"If they are final salary schemes do nothing without proper knowledge "
You aren't allowed to do cash final salary pensions into SIPP type pension pots without the recommendation of an IFA who has the relevant qualification in pensions (which is not a lot of them, though they will all have a company they can refer your stuff to. Also at the time I was doing it, even if you had the required approvals there were some companies that would not take it.
This approval doesn't come cheap, I was told not less than £6k and that was 5 years ago. The issue is that they could potentially be sued for bad advice so have liability insurances to keep up long after you've left them.
But I'm not sure that was even in Bobby's mind.

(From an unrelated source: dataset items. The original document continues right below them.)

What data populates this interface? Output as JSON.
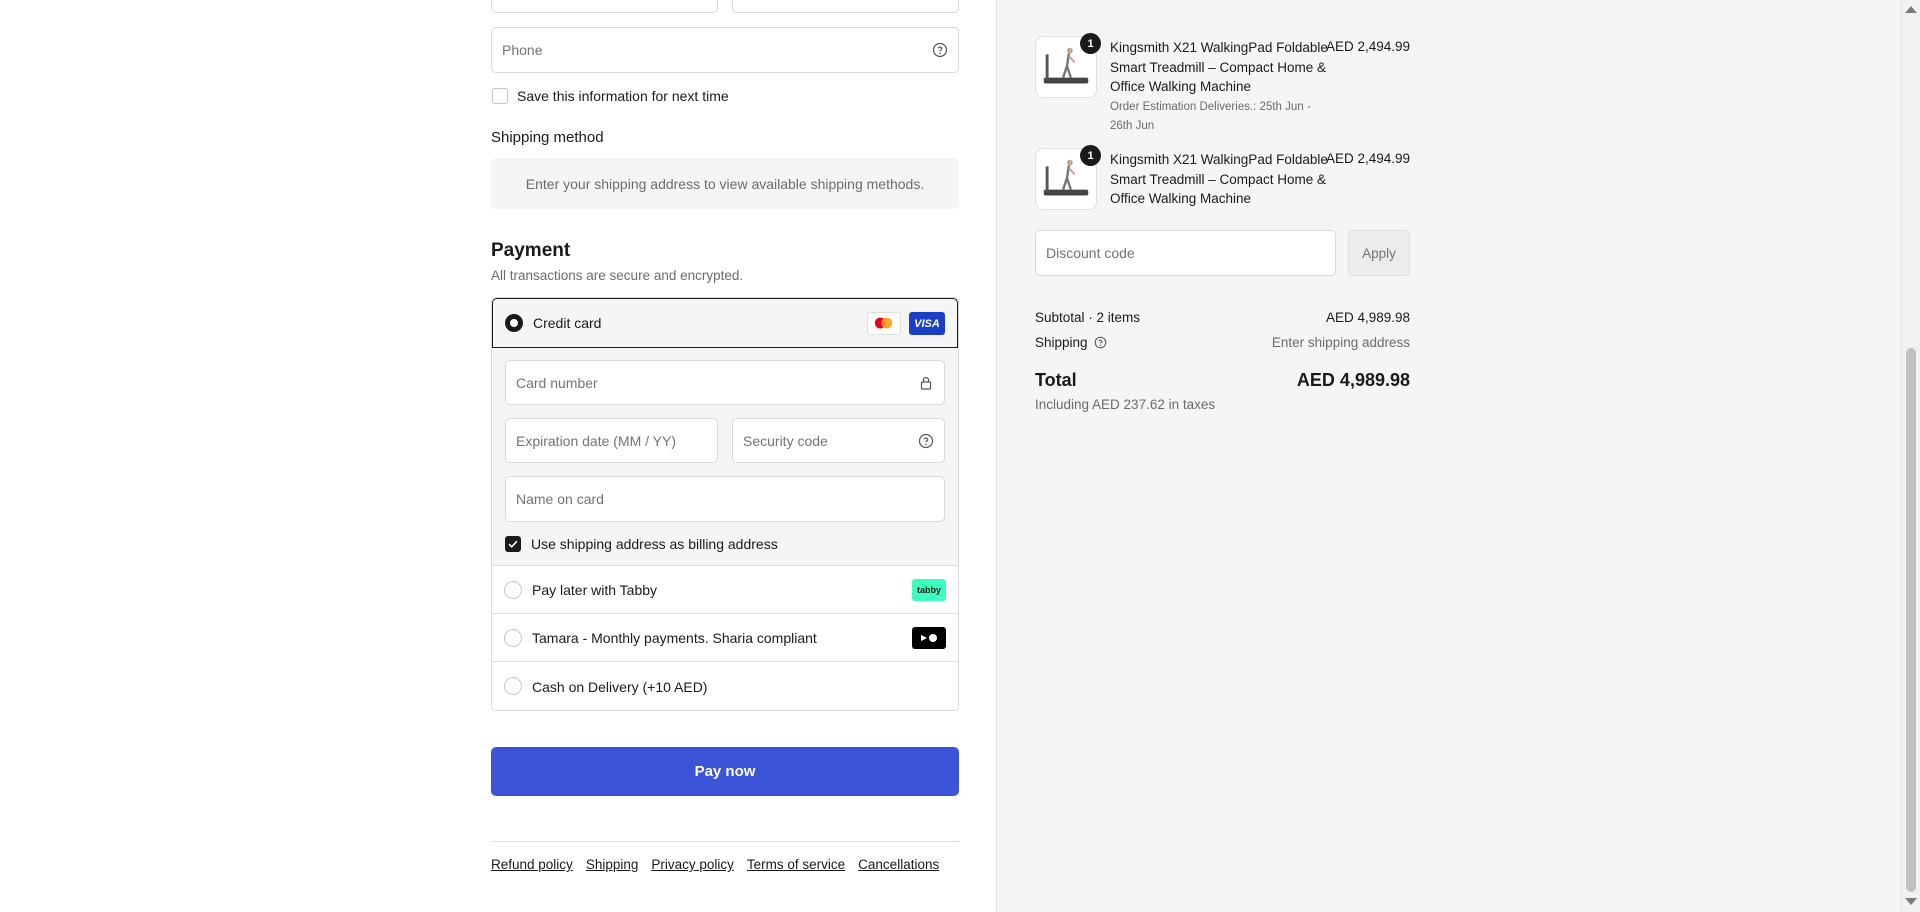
{
  "form": {
    "phone_placeholder": "Phone",
    "save_info_label": "Save this information for next time"
  },
  "shipping_method": {
    "heading": "Shipping method",
    "message": "Enter your shipping address to view available shipping methods."
  },
  "payment": {
    "heading": "Payment",
    "subheading": "All transactions are secure and encrypted.",
    "credit_card_label": "Credit card",
    "card_brands": [
      "mastercard",
      "VISA"
    ],
    "card_number_placeholder": "Card number",
    "expiration_placeholder": "Expiration date (MM / YY)",
    "security_code_placeholder": "Security code",
    "name_on_card_placeholder": "Name on card",
    "billing_same_label": "Use shipping address as billing address",
    "options": [
      {
        "label": "Pay later with Tabby",
        "badge": "tabby"
      },
      {
        "label": "Tamara - Monthly payments. Sharia compliant",
        "badge": "tamara"
      },
      {
        "label": "Cash on Delivery (+10 AED)"
      }
    ]
  },
  "pay_button": "Pay now",
  "footer_links": [
    "Refund policy",
    "Shipping",
    "Privacy policy",
    "Terms of service",
    "Cancellations"
  ],
  "order": {
    "items": [
      {
        "qty": "1",
        "title": "Kingsmith X21 WalkingPad Foldable Smart Treadmill – Compact Home & Office Walking Machine",
        "note": "Order Estimation Deliveries.: 25th Jun - 26th Jun",
        "price": "AED 2,494.99"
      },
      {
        "qty": "1",
        "title": "Kingsmith X21 WalkingPad Foldable Smart Treadmill – Compact Home & Office Walking Machine",
        "price": "AED 2,494.99"
      }
    ],
    "discount_placeholder": "Discount code",
    "apply_label": "Apply",
    "subtotal_label": "Subtotal · 2 items",
    "subtotal_value": "AED 4,989.98",
    "shipping_label": "Shipping",
    "shipping_value": "Enter shipping address",
    "total_label": "Total",
    "total_value": "AED 4,989.98",
    "tax_note": "Including AED 237.62 in taxes"
  },
  "colors": {
    "pay_button": "#3c55d8",
    "visa": "#1a3fc4",
    "tabby": "#3bffc1",
    "tamara": "#000000"
  }
}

Anyway - for me, my final salary scheme company eventually offered me about 20 x my projected annual pension for me to go away, plus the IFA costs to achieve it. I'm thinking I've done the right thing because the pension wasn't as good as some out there - not inflation proofed, fund was significantly underfunded, and I had a quite reasonable amount of savings so really didn't want an income which would be taxable from day 1. |I also left the 25% tax free in the pot rather than having a lump sum top splurge.
Lastly I knew a couple who worked for BA for their whole lives and left with a really decent pension. Both had died within maybe 4 years of retiring and so all that money just went - nothing for the (grown) family. So the pot is a also pretty good piece of wealth management which generally has significant benefits for IHT, especially if you croak before 75.